Dziecko otyłe zaczyna wątpić w swoje umiejętności. Trudniej mu jest porozumiewać się z rówieśnikami. To z kolei może powodować negatywne nastawienie otoczenia.
Powodem lęku dla dzieci otyłych są lekcje wychowania fizycznego oraz różne zabawy.
- Ważne jest tutaj, by nauczyciel potrafił dokładnie dostrzegać takie sytuacje i dostosować swoje wymagania do możliwości dziecka – dodaje psycholog.
„Grubaski” często muszą zmagać się z przejawami agresji. - Środowisko szkolne może być dla nich bardzo przykre – mówi psycholog. - Dość łatwo czyni z nich kozła ofiarnego.
Otyłość to problem zauważany coraz częściej. Warto jednak pamiętać, można mu zapobiec w wieku dziecięcym.

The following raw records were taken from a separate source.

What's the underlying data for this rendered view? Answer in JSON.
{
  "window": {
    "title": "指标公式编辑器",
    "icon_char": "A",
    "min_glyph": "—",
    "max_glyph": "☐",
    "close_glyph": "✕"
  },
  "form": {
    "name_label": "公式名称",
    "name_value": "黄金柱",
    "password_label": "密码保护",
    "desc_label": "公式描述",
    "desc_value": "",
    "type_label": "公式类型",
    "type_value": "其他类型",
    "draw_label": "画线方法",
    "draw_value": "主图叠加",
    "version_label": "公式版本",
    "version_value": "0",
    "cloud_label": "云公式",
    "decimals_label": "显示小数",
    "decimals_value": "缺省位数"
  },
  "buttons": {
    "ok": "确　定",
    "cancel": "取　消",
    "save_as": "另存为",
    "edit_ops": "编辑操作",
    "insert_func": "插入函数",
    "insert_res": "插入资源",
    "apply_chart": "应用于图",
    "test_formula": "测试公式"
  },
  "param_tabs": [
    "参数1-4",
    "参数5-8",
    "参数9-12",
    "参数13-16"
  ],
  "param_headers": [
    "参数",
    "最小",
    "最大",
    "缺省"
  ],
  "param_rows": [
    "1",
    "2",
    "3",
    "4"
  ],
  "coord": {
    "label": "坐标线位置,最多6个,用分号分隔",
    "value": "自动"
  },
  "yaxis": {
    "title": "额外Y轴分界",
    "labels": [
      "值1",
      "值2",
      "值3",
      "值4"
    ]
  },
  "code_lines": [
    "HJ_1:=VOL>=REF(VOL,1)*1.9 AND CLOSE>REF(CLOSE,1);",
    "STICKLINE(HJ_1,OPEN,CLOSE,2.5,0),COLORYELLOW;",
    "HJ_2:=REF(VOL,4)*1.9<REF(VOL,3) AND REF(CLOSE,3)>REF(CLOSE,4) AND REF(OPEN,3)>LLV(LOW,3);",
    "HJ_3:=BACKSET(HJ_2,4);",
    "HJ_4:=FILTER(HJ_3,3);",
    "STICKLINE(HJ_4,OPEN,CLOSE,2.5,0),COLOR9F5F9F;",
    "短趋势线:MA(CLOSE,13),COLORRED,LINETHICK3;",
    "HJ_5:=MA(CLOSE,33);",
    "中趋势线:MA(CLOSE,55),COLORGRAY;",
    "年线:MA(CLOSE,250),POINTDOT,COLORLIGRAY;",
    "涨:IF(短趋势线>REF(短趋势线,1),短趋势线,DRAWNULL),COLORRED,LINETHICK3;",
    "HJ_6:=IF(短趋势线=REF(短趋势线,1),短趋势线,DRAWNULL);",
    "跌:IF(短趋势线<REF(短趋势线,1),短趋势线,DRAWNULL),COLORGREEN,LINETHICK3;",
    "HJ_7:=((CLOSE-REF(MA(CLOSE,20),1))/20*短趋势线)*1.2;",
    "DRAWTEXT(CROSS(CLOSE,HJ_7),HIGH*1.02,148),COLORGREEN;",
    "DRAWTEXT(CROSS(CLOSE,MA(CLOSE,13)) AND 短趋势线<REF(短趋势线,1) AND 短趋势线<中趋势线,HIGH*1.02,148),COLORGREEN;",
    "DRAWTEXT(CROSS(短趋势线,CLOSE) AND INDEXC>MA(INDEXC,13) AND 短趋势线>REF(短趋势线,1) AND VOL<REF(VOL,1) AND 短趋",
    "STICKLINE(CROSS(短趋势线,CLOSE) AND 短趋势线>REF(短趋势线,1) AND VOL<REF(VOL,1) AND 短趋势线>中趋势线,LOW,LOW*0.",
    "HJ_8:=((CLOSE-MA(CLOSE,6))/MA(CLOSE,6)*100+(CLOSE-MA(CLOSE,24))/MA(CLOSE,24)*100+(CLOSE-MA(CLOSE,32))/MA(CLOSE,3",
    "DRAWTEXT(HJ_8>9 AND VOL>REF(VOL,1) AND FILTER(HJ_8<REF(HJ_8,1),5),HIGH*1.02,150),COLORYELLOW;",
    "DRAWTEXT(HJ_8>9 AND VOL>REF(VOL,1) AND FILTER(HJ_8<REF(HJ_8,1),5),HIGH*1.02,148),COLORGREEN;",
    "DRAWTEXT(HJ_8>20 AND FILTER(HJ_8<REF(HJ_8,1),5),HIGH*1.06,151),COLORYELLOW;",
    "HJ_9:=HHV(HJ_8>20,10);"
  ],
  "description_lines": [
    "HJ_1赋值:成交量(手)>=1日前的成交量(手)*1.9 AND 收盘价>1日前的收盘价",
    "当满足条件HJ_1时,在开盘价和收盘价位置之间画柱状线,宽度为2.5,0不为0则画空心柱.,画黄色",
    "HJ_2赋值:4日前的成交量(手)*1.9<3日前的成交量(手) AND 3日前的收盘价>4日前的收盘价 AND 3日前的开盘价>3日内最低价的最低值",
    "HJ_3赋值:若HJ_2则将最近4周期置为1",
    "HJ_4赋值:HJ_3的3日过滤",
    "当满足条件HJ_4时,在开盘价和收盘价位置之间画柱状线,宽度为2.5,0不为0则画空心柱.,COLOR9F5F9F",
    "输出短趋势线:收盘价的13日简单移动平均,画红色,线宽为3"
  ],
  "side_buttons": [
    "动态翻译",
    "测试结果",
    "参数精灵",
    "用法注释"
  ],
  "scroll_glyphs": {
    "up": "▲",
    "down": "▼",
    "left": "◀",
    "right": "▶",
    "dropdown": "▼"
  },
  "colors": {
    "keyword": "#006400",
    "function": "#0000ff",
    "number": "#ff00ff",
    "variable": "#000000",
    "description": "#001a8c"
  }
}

- To zadanie dla rodziców, którzy mogą uchronić dziecko przed otyłością i przykrymi doświadczeniami z nią związanymi – dodaje Majchrowska.
Nauczyciele też mogą tutaj wiele zdziałać.
- Docenienie pozytywnych cech i zalet otyłego dziecka może pomóc mu w osiągnięciu akceptacji otoczenia – dodaje psycholog.